NBC is also leveraging a vast network of celebrity partners to keep people engaged. Lyndsay Signor, the director of social media marketing at NBC Sports, spearheaded a move to rope in celebrities from across NBCUniversal’s brands, as well as a number of stars known outside the NBCU umbrella.
“We're trying to surround the fans in the run-up to the game,” Cordella said.
NBC must cast a wide net because its competitors are using social to do the same thing. Despite its status as the most-watched telecast of the year, the Super Bowl is never the only game in town; brands and rival broadcasters have been programming against the Super Bowl for years. In 1992, Fox pulled more than 10 million viewers away from CBS’s Super Bowl telecast with a special broadcast of “In Living Color,” and events like the Lingerie Bowl, which debuted on pay-per-view in 2004, and the Puppy Bowl, which bowed the year after that, have evolved into staples for small pockets of the big game’s sprawling viewership. In 2013, Discovery said that its Puppy Bowl generated 10 separate trending topics on Twitter and pulled in more than 12.4 million viewers.
This year, NBC has even more competition. YouTube, which spent the past few years elbowing its way into more and more mainstream television broadcast events -- most recently during this month’s State of the Union address -- will host its own fake halftime show (starring YouTube celebrities like Freddie Wong). Comedy Central is hosting its own alternative to the Super Bowl as well.
All of these forces will be looking to pick off pockets of viewers, and they have strong followings to leverage. Harley Morenstein, the host of Epic Meal Time, is active on Vine, Twitter and Instagram, and he has at least 400,000 followers on each platform. “It will be fun afterwards to see what was Freddie Wong’s draw compared to Katy Perry and Lenny Kravitz," Morenstein told Business Insider.
An introduction to streaming
There is an entirely separate second-screen experience NBC has to worry about as well: Its own live stream of the game. In 2012, it became the first network to offer a stream of the Super Bowl online. More than 2.1 million people tuned in using computers and laptops, and while the network hailed its maiden voyage as a success, not everyone agreed.
“If poor quality video with bad re-buffering is something that ‘exceeded their expectations,’ I'd hate to see how low they set the bar internally,” Dan Rayburn, an analyst at Frost & Sullivan, wrote in Streaming Media.
Cordella said NBC has made substantial improvements to infrastructure and planning that goes into streaming live sports, pointing to the network’s digital performance during the 2014 Winter Olympics at Sochi.
“Quite frankly I think we're much better at,” Cordella said, who pointed out NBC now streams more than 4,000 events a year using its TV Everywhere service.
But better will be necessary. You don't get a second chance to make a first impression.

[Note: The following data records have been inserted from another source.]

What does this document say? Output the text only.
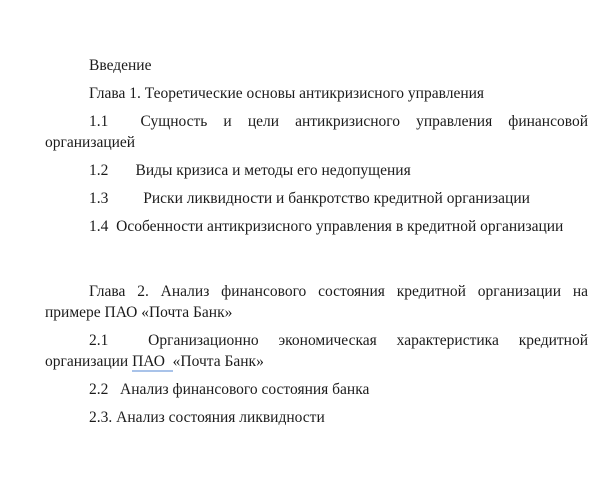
Введение
Глава 1. Теоретические основы антикризисного управления
1.1  Сущность и цели антикризисного управления финансовой
организацией
1.2       Виды кризиса и методы его недопущения
1.3         Риски ликвидности и банкротство кредитной организации
1.4  Особенности антикризисного управления в кредитной организации
Глава 2. Анализ финансового состояния кредитной организации на
примере ПАО «Почта Банк»
2.1  Организационно экономическая характеристика кредитной
организации ПАО  «Почта Банк»
2.2   Анализ финансового состояния банка
2.3. Анализ состояния ликвидности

"These big events really are the most important way that mainstream America gets introduced to sports on broadband," Espelien said.
Espelien points out that consumers who have positive experiences with streaming live sports programming the first time tend to try it again, but adds that those who don't tend to become squeaky wheels.
"If they have a bad experience, they're gonna go around for the next 12 months whining about it," he said.
On some level, what happens Sunday is out of NBC's hands. An ugly, one-sided game would derail even the best laid plans. And so even as his team continues to prepare, Cordeall acknowledges that there will be only so much NBC can do.
“I don't think there's a way we could own the conversation,” Cordella said. “I think it'd be a bit naive to say we could pull that off.”